Kazakhstan stocks shed 20 percent among the worst MSCI frontier results as February’s previous currency devaluation anniversary passed with no reset against the ruble as non-deliverable forwards anticipate an adjustment of the same magnitude, and President Nazarbaev in power since independence called early end-April elections. All parliamentary members except one urged the snap polls as the regime scrambles to preserve economic and political confidence with the oil and Russia crisis effects. GDP growth may be only 1 percent this year on 5 percent inflation that would spike with presumed exchange rate change. Banks find few borrowers at double digit interest rates as they cope with a 30 percent NPL legacy from the 2008 crash. Both private and multilateral advisers urge faster write-offs through tax incentives and a nascent central resolution agency, but the saga has been mired in family and ruling party intrigue as the President’s former son-in-law was found hanged in a foreign jail cell and another alleged conspirator against the state lenders awaits extradition from Italy.
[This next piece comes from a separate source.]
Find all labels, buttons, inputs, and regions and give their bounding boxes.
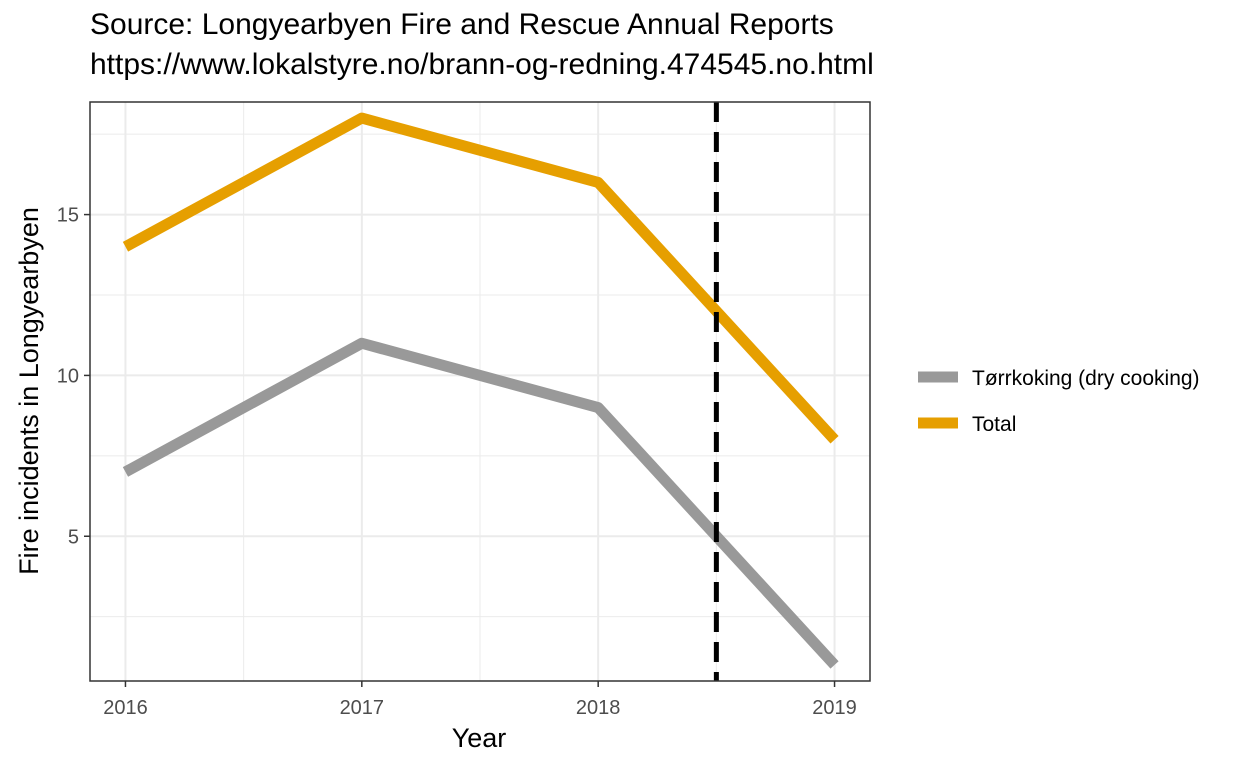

Shares have also suffered from insider maneuverings in dual London-listed ENRC and indefinite delays in partial public enterprise selloffs promised under a “popular capitalism” program. Full exploitation of the giant Kashagan field remains distant with international funding and technical partners now gaining leverage with the global slump which has battered fellow CIS oil producer Azerbaijan. The longstanding currency peg to the dollar there was abruptly ended and the government petroleum company plans another Eurobond to bolster its position after sovereign wealth fund losses. The Aliev regime was already under criticism for imprisoning journalists ahead of hosting a major international event, and the hydrocarbon-endowed Turkmenistan chief has in turn been condemned for authoritarianism as remittances from Russia may drop 30 percent this year.